J’espère qu’elle puisse changer la vie des gens comme beaucoup de groupes ou d’albums ont changé la nôtre. Pour ma part je me suis construit en partie à travers la musique, des albums comme « Electro-Shock Blues » des Eels ou « Yankee Hotel Foxtrot » de Wilco ne font pas partie des albums les plus populaires de l’histoire mais ils ont une grande importance pour moi et beaucoup de gens. Evidemment j’aimerais que notre musique soit écoutée par le plus grand nombre et pourquoi pas aimée par le plus grand monde, quoique… Mais avant tout, notre but c’est que populaire ou pas, elle puisse avoir une résonnance auprès des gens. « Talking Disorders » le premier single évoque ce que c’est d’être un jeune homme ou une jeune femme aujourd’hui en occident, ça parle de nos problèmes de communication, de nos contradictions, de nos incroyables paradoxes mais aussi du fait que notre génération est un fusible, c’est elle qui se fait tuer dans les salles de concert, alors qu’elle n’a jamais fait la guerre au moyen-orient, c’est elle qui sera la première à ressentir les effets du réchauffement climatique, c’est elle qui n’a pas de travail à cause de la crise économique. Justin Bieber et Beyonce ne parlent pas de ça, et c’est quelque chose que je respecte. Mais j’ai le sentiment que la musique qui reste dans l’histoire elle raconte des choses de son histoire, de son époque, des gens de son époque. Je n’espère pas naïvement changer le monde, la musique ne change pas le monde, et trop peu de personnes ont accès à notre musique pour l’instant pour qu’elle ait un impact. Mais son but ultime c’est qu’elle en ait un.

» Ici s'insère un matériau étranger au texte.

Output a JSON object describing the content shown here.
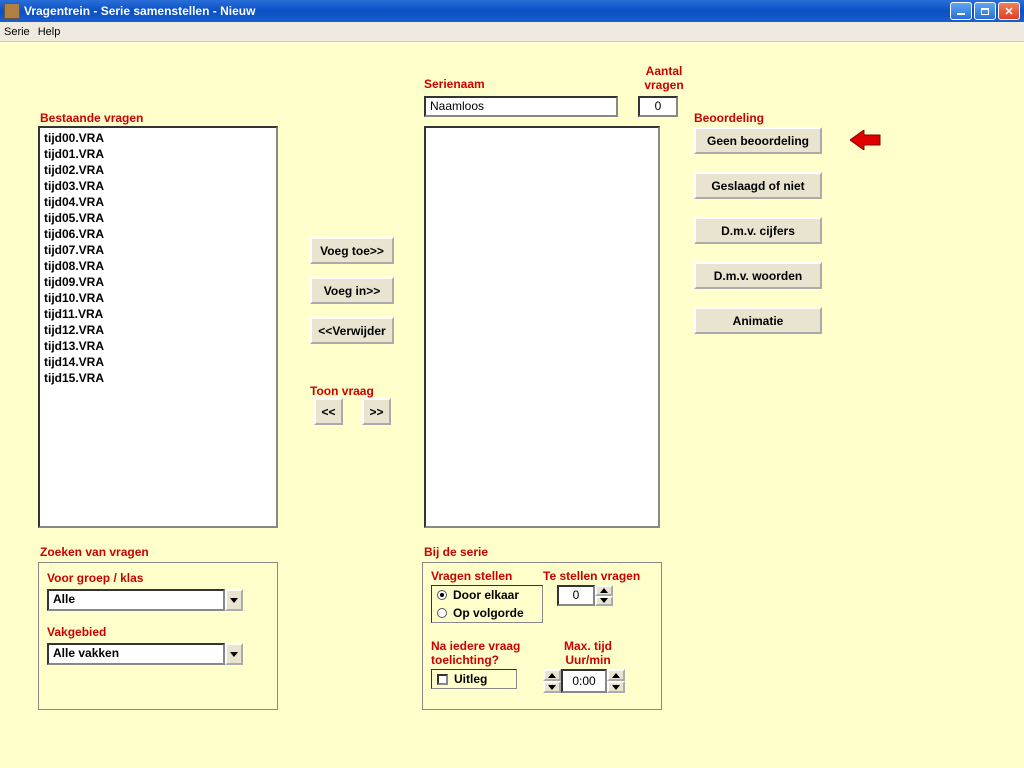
{
  "window": {
    "title": "Vragentrein - Serie samenstellen - Nieuw"
  },
  "menu": {
    "serie": "Serie",
    "help": "Help"
  },
  "labels": {
    "bestaande": "Bestaande vragen",
    "serienaam": "Serienaam",
    "aantal_vragen": "Aantal vragen",
    "beoordeling": "Beoordeling",
    "toon_vraag": "Toon vraag",
    "zoeken": "Zoeken van vragen",
    "voor_groep": "Voor groep / klas",
    "vakgebied": "Vakgebied",
    "bij_serie": "Bij de serie",
    "vragen_stellen": "Vragen stellen",
    "te_stellen": "Te stellen vragen",
    "na_iedere": "Na iedere vraag toelichting?",
    "max_tijd": "Max. tijd Uur/min"
  },
  "questions": [
    "tijd00.VRA",
    "tijd01.VRA",
    "tijd02.VRA",
    "tijd03.VRA",
    "tijd04.VRA",
    "tijd05.VRA",
    "tijd06.VRA",
    "tijd07.VRA",
    "tijd08.VRA",
    "tijd09.VRA",
    "tijd10.VRA",
    "tijd11.VRA",
    "tijd12.VRA",
    "tijd13.VRA",
    "tijd14.VRA",
    "tijd15.VRA"
  ],
  "serie": {
    "naam": "Naamloos",
    "aantal": "0"
  },
  "buttons": {
    "voeg_toe": "Voeg toe>>",
    "voeg_in": "Voeg in>>",
    "verwijder": "<<Verwijder",
    "prev": "<<",
    "next": ">>",
    "beoordeling1": "Geen beoordeling",
    "beoordeling2": "Geslaagd of niet",
    "beoordeling3": "D.m.v. cijfers",
    "beoordeling4": "D.m.v. woorden",
    "beoordeling5": "Animatie"
  },
  "zoeken": {
    "groep_selected": "Alle",
    "vak_selected": "Alle vakken"
  },
  "bij_serie": {
    "radio_door": "Door elkaar",
    "radio_op": "Op volgorde",
    "te_stellen_val": "0",
    "uitleg": "Uitleg",
    "tijd_val": "0:00"
  }
}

JNPUF! : Un groupe qui vous réunit tous ?

Radiohead, je crois que c’est le seul groupe que nous écoutons tous régulièrement.

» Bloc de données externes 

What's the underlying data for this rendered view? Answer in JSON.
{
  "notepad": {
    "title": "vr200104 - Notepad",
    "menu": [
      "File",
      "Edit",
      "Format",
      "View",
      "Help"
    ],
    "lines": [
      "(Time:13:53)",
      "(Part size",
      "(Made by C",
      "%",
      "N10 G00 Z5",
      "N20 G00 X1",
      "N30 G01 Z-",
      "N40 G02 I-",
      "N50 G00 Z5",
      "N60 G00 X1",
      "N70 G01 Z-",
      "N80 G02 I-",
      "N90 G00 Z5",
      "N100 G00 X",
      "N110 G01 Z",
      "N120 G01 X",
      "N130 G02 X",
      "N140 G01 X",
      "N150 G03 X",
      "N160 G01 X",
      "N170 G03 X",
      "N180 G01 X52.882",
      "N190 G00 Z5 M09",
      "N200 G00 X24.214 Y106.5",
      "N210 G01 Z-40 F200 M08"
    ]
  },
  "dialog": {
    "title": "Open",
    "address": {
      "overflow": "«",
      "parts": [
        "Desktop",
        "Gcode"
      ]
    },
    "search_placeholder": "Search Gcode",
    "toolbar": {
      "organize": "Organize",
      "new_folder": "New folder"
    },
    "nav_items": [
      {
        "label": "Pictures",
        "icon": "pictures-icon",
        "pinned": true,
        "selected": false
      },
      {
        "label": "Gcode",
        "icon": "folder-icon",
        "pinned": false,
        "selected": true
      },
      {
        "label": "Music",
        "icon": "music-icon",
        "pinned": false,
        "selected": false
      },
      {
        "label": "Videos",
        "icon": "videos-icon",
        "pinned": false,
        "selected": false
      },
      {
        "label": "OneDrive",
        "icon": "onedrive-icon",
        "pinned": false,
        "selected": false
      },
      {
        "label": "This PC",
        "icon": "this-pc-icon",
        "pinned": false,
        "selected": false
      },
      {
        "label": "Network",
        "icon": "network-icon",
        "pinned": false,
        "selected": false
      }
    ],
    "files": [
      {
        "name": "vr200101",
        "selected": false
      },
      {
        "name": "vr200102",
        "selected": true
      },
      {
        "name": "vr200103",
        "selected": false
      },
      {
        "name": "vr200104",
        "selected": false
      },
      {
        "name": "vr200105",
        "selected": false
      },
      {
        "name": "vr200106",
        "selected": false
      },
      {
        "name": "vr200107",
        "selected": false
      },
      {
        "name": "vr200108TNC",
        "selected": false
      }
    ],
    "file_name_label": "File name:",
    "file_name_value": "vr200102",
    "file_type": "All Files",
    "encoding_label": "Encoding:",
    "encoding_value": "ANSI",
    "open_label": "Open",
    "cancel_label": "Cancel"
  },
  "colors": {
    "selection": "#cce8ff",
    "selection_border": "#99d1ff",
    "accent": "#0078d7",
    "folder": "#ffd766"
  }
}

JNPUF! : Une voix qui vous réunit tous ?

Jon Bon Jovi pour « Living On A Prayer » ahah ! Difficile à croire mais tout le monde n’aime pas David Bowie…

JNPUF!Vos coups de coeur musicaux récents ?

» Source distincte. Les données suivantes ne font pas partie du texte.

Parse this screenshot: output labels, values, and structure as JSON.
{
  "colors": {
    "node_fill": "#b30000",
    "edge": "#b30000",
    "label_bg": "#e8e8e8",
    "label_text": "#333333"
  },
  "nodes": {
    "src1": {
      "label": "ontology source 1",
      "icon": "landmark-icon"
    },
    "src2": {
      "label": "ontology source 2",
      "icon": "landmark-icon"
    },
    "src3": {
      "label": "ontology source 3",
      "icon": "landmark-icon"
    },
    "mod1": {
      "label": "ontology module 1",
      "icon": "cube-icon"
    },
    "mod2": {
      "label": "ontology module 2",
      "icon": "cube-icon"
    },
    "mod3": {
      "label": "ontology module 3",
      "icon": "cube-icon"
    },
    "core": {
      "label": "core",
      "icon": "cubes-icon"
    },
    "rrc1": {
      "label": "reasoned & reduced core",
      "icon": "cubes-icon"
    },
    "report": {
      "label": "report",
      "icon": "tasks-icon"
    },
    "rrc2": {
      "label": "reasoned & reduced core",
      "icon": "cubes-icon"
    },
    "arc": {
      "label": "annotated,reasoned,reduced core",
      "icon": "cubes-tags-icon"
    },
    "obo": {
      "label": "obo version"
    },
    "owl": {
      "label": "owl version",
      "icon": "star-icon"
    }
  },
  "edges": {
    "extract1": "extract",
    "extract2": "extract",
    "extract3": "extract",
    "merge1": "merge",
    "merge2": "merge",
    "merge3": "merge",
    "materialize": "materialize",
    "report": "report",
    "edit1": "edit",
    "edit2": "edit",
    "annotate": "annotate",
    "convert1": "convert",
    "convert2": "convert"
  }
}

Très récemment le deuxième album tant attendu de « Flotation Toy Warning », 13 ans après c’est dingue. Perfume Genius aussi vient de sortir un excellent album. Sinon de manière plus générale ces dernières années on a beaucoup écouté Arcade Fire parce que c’est le plus grand groupe de ces 10 dernières années. Je pourrais aussi citer Kevin Morby, Sufjan Stevens, Fleet Foxes, Deerhunter…

JNPUF!Quelle question on vous pose trop souvent ?

Pourquoi vous chantez en Anglais ?

Désolé alors !

JNPUF!Est ce qu’il y des artistes que vous aimeriez voir remixer vos morceaux ?

Superpoze, sans aucun doute.

JNPUF!Quel programme pour la suite ? Quelles dates ?

On a un nouveau single « This Warlock Called Love » qui sort avec un super clip bien barré, et ce le 12 septembre, je n’en dis pas plus. L’album devrait arriver à la fin de l’année et quelques dates en septembre et octobre sont en train d’être bookées, ça ne devrait plus tarder à être annoncé !

 

Merci Clément, et à bientôt en live !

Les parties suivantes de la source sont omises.